韓経:初期対応が早かった韓国大邱…ニューヨーク・ベルガモとは違った

  • 2020年4月3日

イタリア、米国など全世界で新型コロナウイルス感染症(新型肺炎)が急速に拡散して大規模な死亡者が発生すると、大邱(テグ)の防疫モデルと初期対応が国際的に再評価されている。

最近、大邱市に新型肺炎の対応策を問い合わせする世界各国の医療スタッフと外信の電話が相次いでいる。

その間、大邱市は新型肺炎の拡散初期に国内感染者の70%を占める集団発病の中心地として新天地に対するあいまいな対応、療養病院の集団感染などで激しい批判を浴びてきた。だが、政府が本格的な支援に出る前である新型肺炎発生7日間、新天地教会信者に対する全数調査と重症患者の分離、隔離病床の確保など足早い対応でイタリア・ベルガモ、米国ニューヨークとは違った道を歩んだという評価を得ている。

2日、大邱市医師会のミン・ボッキ新型肺炎対策本部長は「欧州や米国など世界各国の医療スタッフとハーバード大学研究所、ウォール・ストリート・ジャーナル、ドイツのシュピーゲルなど主な外信が大邱に対応情報を求める連絡が殺到している」と明らかにした。

大邱市医師会によると、1日現在米国ニューヨーク市の感染者は4万7439人、死亡者は1096人でニューヨーク州全体の56%を占めている。死亡率が2.3%で大邱(韓国)の死亡率(1.7%)より高い水準だ。イタリアの状況はさらに深刻だ。一日死亡者が1000人余りに達するなど、最悪の人命被害が発生した。

被害が最も大きい北部のペルガモ市では火葬場が飽和状態に達し、軍用トラックが近隣地域に死亡者の棺を運んでいる。イタリアの死亡率は11.7%に達する。

韓国政府が新型肺炎の対応段階を「深刻」に引き上げ、2月25日丁世均(チョン・セギュン)首相が大邱に来る前までゴールデンタイム7日間新型肺炎のコントロールタワーは大邱の官民協力ネットワークだった。大邱市非常対応諮問団と大邱市医師会、感染病管理支援団の3つの組織は団体チャットルームを作って徹夜会議を行い、大邱東山(トンサン)病院、国防部などと連絡して国軍大邱・大田(テジョン)病院など多くの病床を確保した。2月25日、大邱の感染者は499人に増えた。

当時大邱で使用可能な陰圧病室は30室程度だったため、感染者が病院に行けずに死亡することが起きた。非常対応諮問団は2015年中東呼吸器症候群(MERS)の時構成した民間専門家グループで、大邱市と慶北(キョンブク)大学のキム・シヌ教授(感染内科)、嶺南(ヨンナム)大学のイ・ギョンス教授(予防医学)など9人の専門家が40日間活動中だ。2月18日夜、10人の感染者の中で7人が新天地信徒と明らかになると、市は教会信者リスト3000人余りを確保して症状がある者544人を2日で選び出して自宅隔離させた。キム・シヌ教授は「症状のある者の中で確診率が80%まで高かった新天地信徒を初期に迅速に地域社会と分離しなかったとすれば大邱も欧州や米国のような状況が発生したかもしれない」と評価した。

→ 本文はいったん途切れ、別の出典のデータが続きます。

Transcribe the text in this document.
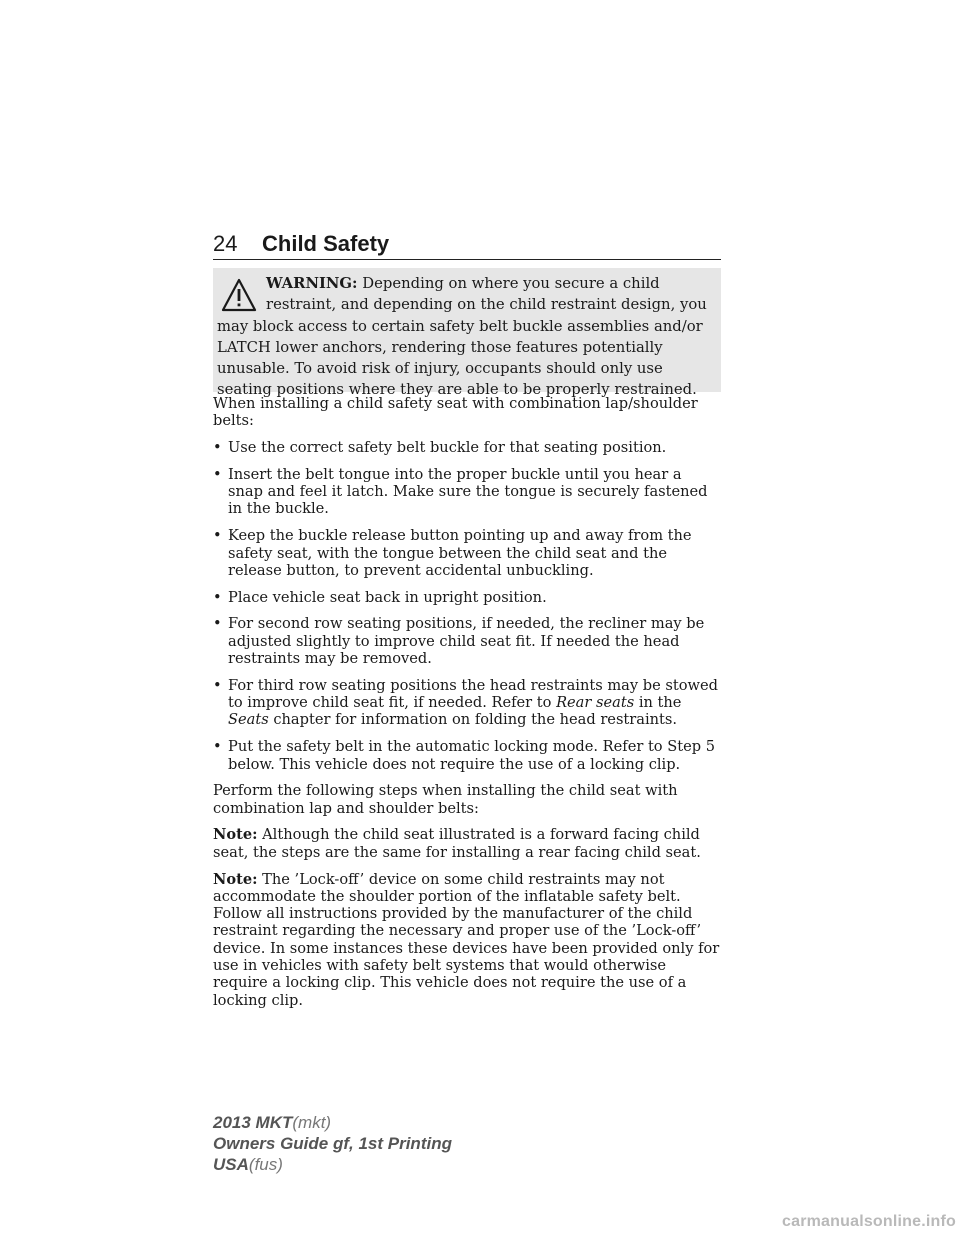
24 Child Safety
WARNING: Depending on where you secure a child restraint, and depending on the child restraint design, you may block access to certain safety belt buckle assemblies and/or LATCH lower anchors, rendering those features potentially unusable. To avoid risk of injury, occupants should only use seating positions where they are able to be properly restrained.

When installing a child safety seat with combination lap/shoulder belts:

• Use the correct safety belt buckle for that seating position.
• Insert the belt tongue into the proper buckle until you hear a snap and feel it latch. Make sure the tongue is securely fastened in the buckle.
• Keep the buckle release button pointing up and away from the safety seat, with the tongue between the child seat and the release button, to prevent accidental unbuckling.
• Place vehicle seat back in upright position.
• For second row seating positions, if needed, the recliner may be adjusted slightly to improve child seat fit. If needed the head restraints may be removed.
• For third row seating positions the head restraints may be stowed to improve child seat fit, if needed. Refer to Rear seats in the Seats chapter for information on folding the head restraints.
• Put the safety belt in the automatic locking mode. Refer to Step 5 below. This vehicle does not require the use of a locking clip.

Perform the following steps when installing the child seat with combination lap and shoulder belts:

Note: Although the child seat illustrated is a forward facing child seat, the steps are the same for installing a rear facing child seat.

Note: The ’Lock-off’ device on some child restraints may not accommodate the shoulder portion of the inflatable safety belt. Follow all instructions provided by the manufacturer of the child restraint regarding the necessary and proper use of the ’Lock-off’ device. In some instances these devices have been provided only for use in vehicles with safety belt systems that would otherwise require a locking clip. This vehicle does not require the use of a locking clip.

2013 MKT(mkt)
Owners Guide gf, 1st Printing
USA(fus)
carmanualsonline.info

大邱市医師会所属の医者たちは大邱市が支給した100台の発信専用携帯で自宅隔離された感染者をテレビ電話で管理し、穴のあけられた防疫体系を埋めた。積極的な検査を実施して重症患者を迅速に探し出して死亡を防いだ世界最初の対応だった。キム・ジョンヨン教授(慶北大学)は「イタリア(ベルガモ)と米国(ニューヨーク)の死亡率が韓国(大邱)より高いのは感染者モニタリングと医療機関の対応が体系的でないため」とし「治療剤がない状態で最も強力な措置は押収捜索でなく症状のある者を探して隔離させること」と強調した。

情報技術(IT)インフラを活用して感染者の移動経路を速かに公開し、市民が自主的に社会的距離の確保に参加できるように誘導した点もイタリアや米国などと比べられる点だ。大邱の初めての新型肺炎感染者である31人目の感染者の移動経路が公開されて該当場所の閉鎖措置と緊急防疫が行われ、教会の入口に閉回路テレビ(CCTV)の分析などを通して接触者を探し出すことができたという説明だ。